If you’re feeling sluggish, or you think you’re always full and the food has settled in your stomach, undigested. If you think you’re fat and need to lose weight. And if you think that you’ve ingested more than the allowed preservatives and additives into your body and your liver’s starting to show symptoms of abuse, then it’s time for you to go on a Detox program.
Detox or detoxification is the process of neutralizing or eliminating toxins from the body. Detox plans may be in different forms and ways – from regular exercise to body scrubs and spa massages, to yoga and meditation. But the simplest and the most common perhaps is to go on a detox diet.
A detox diet is a program that minimizes the chemicals ingested into the body by going for organic food. It highlights food like vitamins and antioxidants that the body needs for detoxification. It also involves taking in of food that will aid in the elimination of toxins like high fiber food and water. It generally suggests a high intake of fresh vegetables, fruits, beans, nuts and lots of fluids, while cutting down on caffeine, alcohol, yeast and sugars.
So why go for a detox diet? If you’re a regular fast food chain eater, you’ve probably ingested many fat-soluble chemicals contained in the French fries, cheeseburgers, twisters and soft drinks you’ve consumed. An ‘overload’ of these chemicals in the body can lead to illness and conditions like liver malfunction, kidney problems, hormonal imbalance, nutritional deficiencies and inefficient metabolism. And the most common symptoms of these illnesses are the usual fatigue, poor skin and low tolerance to pain.

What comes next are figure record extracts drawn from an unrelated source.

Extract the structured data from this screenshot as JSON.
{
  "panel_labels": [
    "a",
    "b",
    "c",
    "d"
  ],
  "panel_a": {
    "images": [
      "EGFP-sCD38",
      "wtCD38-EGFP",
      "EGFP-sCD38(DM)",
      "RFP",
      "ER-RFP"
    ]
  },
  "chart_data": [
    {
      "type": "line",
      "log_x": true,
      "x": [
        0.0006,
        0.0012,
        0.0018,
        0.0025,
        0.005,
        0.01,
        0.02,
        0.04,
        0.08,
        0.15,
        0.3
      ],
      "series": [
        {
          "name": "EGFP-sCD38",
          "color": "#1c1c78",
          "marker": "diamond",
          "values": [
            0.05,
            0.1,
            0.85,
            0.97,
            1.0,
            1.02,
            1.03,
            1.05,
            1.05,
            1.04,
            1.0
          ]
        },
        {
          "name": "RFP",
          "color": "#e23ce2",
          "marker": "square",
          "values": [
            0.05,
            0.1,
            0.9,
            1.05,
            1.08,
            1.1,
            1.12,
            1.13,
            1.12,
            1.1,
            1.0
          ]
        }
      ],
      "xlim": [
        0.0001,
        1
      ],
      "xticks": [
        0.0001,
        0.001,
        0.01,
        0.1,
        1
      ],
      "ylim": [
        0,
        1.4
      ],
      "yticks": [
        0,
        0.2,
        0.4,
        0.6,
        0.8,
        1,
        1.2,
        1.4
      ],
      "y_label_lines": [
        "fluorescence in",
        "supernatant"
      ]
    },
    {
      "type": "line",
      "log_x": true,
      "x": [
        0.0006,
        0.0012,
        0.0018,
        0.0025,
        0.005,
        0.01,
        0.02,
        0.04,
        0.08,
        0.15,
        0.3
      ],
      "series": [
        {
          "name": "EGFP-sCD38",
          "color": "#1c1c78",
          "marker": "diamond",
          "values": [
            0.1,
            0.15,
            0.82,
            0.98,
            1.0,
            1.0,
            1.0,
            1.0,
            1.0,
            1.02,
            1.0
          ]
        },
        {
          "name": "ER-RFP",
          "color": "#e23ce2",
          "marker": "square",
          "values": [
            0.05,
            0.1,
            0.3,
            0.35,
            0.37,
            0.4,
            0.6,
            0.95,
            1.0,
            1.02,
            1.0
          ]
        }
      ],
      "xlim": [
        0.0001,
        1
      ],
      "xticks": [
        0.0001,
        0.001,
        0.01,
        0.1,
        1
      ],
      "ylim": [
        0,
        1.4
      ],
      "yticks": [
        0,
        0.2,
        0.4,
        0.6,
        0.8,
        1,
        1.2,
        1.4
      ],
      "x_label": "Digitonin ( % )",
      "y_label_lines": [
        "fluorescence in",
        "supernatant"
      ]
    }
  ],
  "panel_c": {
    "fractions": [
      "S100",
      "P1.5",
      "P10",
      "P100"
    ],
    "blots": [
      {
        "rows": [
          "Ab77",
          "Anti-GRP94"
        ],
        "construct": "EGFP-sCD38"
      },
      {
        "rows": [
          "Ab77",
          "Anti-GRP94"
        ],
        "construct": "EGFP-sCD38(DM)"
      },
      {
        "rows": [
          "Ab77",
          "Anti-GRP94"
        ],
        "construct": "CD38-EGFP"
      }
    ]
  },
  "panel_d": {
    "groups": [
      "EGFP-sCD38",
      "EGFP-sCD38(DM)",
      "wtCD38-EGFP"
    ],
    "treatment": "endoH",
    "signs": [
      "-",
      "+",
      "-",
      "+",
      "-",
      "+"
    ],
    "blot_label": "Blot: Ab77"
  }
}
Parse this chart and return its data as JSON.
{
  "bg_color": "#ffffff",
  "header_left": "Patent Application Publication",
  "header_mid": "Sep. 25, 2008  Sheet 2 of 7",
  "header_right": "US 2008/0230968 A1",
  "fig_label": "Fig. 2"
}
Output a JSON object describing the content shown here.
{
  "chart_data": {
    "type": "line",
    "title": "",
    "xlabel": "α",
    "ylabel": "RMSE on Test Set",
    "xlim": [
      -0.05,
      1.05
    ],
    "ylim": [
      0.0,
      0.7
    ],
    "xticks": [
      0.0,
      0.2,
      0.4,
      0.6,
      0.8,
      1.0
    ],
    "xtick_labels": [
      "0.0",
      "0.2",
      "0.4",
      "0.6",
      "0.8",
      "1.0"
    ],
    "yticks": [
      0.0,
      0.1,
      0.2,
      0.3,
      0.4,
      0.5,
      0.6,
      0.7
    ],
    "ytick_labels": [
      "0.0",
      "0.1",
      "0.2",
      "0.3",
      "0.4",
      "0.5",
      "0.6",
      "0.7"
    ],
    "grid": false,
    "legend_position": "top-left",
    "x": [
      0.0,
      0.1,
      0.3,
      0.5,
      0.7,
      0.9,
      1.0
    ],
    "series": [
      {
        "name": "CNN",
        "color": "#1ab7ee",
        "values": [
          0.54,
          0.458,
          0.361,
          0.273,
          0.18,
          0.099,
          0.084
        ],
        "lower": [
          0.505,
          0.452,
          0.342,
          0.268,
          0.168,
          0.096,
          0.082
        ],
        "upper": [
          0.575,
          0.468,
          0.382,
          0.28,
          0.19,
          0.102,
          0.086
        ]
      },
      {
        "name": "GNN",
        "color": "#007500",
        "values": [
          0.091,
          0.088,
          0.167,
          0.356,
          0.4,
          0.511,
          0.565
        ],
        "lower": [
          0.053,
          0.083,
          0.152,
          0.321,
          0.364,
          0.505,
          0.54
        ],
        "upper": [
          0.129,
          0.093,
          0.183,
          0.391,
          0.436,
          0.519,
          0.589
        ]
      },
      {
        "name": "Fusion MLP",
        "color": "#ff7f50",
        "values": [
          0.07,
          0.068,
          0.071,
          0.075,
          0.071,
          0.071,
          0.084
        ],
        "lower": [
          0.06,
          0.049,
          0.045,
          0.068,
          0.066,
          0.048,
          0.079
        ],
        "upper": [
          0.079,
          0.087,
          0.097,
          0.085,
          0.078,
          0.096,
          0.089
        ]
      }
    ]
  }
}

By going on a detox diet, people would have improved energy, clearer and fairer skin, a regular bowel movement, improved metabolism and digestion, increased concentration. Generally, it spells wellness and a better well-being.
A word of caution…though anyone is allowed to take on a detox diet, pregnant women or those who are nursing are cautioned not to go on such plans as they need the necessary nutrient for nursing. And unless recommended by a doctor, people with anemia, eating disorders, heart disease, low immunity, low blood pressure, ulcers, cancer, the underweight or those suffering from alcohol or drug dependency should try on a detox diet. Furthermore, such detox diet programs should be properly planned with the doctor and a nutritionist.
Other Things You Need to Know
Side effects may occur within the first few days of starting the detox diet. There’s headache and a general feeling of weakness as the body is adjusting to the change in food intake. So it is recommended to start your diet plan gradually or on Fridays when you won’t be doing much physical activity or requiring much energy. Others may experience diarrhea as the body eliminates the toxins, so take care not to be dehydrated. Drink plenty of water.
Take note that such detox diet programs should not be done for a long time. They are normally recommended to be done at least one to two times a year, and should be done during the warm months.
If you’re thinking of getting started, make sure you consult a doctor or a nutritionist. Read up on detox diets and seek advice from the experts. Remember: Too much is bad. After all, you’re doing it to improve your health, not ruin it!